I would just let the disk go and re-write the scrum notes. Did you really make a note of something that you would miss in the re-write? And if you did, was it that important in the first place?

Posted by: FreeBeer at August 3, 2006 08:28 AM

Yeah, I have experienced the same thing many times at Microsoft and have found ITG to (lately) be very ineffective at helping. Just do what I do...back all your files up to one or more Gmail accounts.

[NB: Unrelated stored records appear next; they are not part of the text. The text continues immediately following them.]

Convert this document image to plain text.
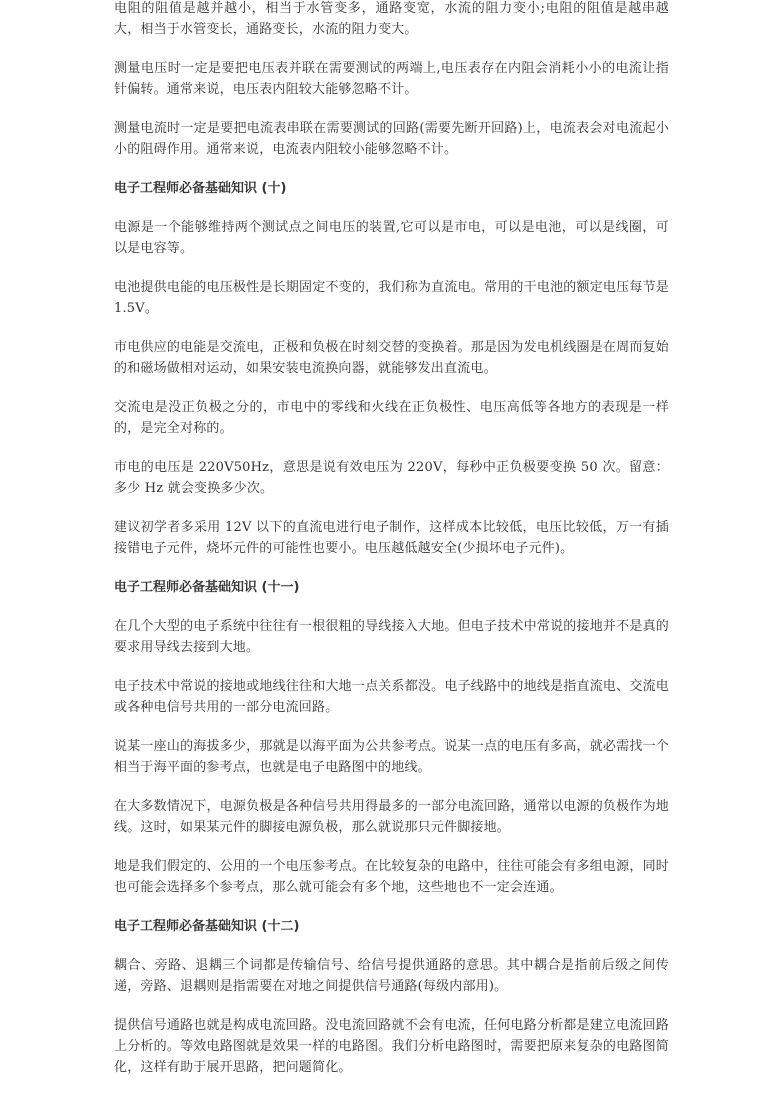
电阻的阻值是越并越小，相当于水管变多，通路变宽，水流的阻力变小;电阻的阻值是越串越大，相当于水管变长，通路变长，水流的阻力变大。

测量电压时一定是要把电压表并联在需要测试的两端上,电压表存在内阻会消耗小小的电流让指针偏转。通常来说，电压表内阻较大能够忽略不计。

测量电流时一定是要把电流表串联在需要测试的回路(需要先断开回路)上，电流表会对电流起小小的阻碍作用。通常来说，电流表内阻较小能够忽略不计。

电子工程师必备基础知识 (十)

电源是一个能够维持两个测试点之间电压的装置,它可以是市电，可以是电池，可以是线圈，可以是电容等。

电池提供电能的电压极性是长期固定不变的，我们称为直流电。常用的干电池的额定电压每节是 1.5V。

市电供应的电能是交流电，正极和负极在时刻交替的变换着。那是因为发电机线圈是在周而复始的和磁场做相对运动，如果安装电流换向器，就能够发出直流电。

交流电是没正负极之分的，市电中的零线和火线在正负极性、电压高低等各地方的表现是一样的，是完全对称的。

市电的电压是 220V50Hz，意思是说有效电压为 220V，每秒中正负极要变换 50 次。留意：多少 Hz 就会变换多少次。

建议初学者多采用 12V 以下的直流电进行电子制作，这样成本比较低，电压比较低，万一有插接错电子元件，烧坏元件的可能性也要小。电压越低越安全(少损坏电子元件)。

电子工程师必备基础知识 (十一)

在几个大型的电子系统中往往有一根很粗的导线接入大地。但电子技术中常说的接地并不是真的要求用导线去接到大地。

电子技术中常说的接地或地线往往和大地一点关系都没。电子线路中的地线是指直流电、交流电或各种电信号共用的一部分电流回路。

说某一座山的海拔多少，那就是以海平面为公共参考点。说某一点的电压有多高，就必需找一个相当于海平面的参考点，也就是电子电路图中的地线。

在大多数情况下，电源负极是各种信号共用得最多的一部分电流回路，通常以电源的负极作为地线。这时，如果某元件的脚接电源负极，那么就说那只元件脚接地。

地是我们假定的、公用的一个电压参考点。在比较复杂的电路中，往往可能会有多组电源，同时也可能会选择多个参考点，那么就可能会有多个地，这些地也不一定会连通。

电子工程师必备基础知识 (十二)

耦合、旁路、退耦三个词都是传输信号、给信号提供通路的意思。其中耦合是指前后级之间传递，旁路、退耦则是指需要在对地之间提供信号通路(每级内部用)。

提供信号通路也就是构成电流回路。没电流回路就不会有电流，任何电路分析都是建立电流回路上分析的。等效电路图就是效果一样的电路图。我们分析电路图时，需要把原来复杂的电路图简化，这样有助于展开思路，把问题简化。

Posted by: That'll Teach 'em at August 3, 2006 03:15 PM

Might be worth giving SpinRite a go...

Posted by: at August 3, 2006 03:32 PM

I think it's beyond SpinRite. The first recovery attempt (mounting it on another computer) didn't work. Now we're getting into taking the platters out and remounting them via some magic. I'm leaning heavily towards "don't bother".

- adam

Posted by: Adam Barr at August 3, 2006 10:47 PM

I had such an experience once and we were able to retieve the files (for what they were worth, mostly not much). The problem was that the drive would not turn at all. We found the right kind of screwdriver from our sysop and opened it, started the drive turning by pushing it by hand, hooked it up to another machine and got the files. Within two hours it crashed completely; doubtless some dirt had got in.

Posted by: Marble Chair at August 4, 2006 08:04 AM

DriveSavers in Novato, CA (www.drivesavers.com) can get the data back. It's not cheap (and they have cheaper competitors), but they've saved my clients at least twice.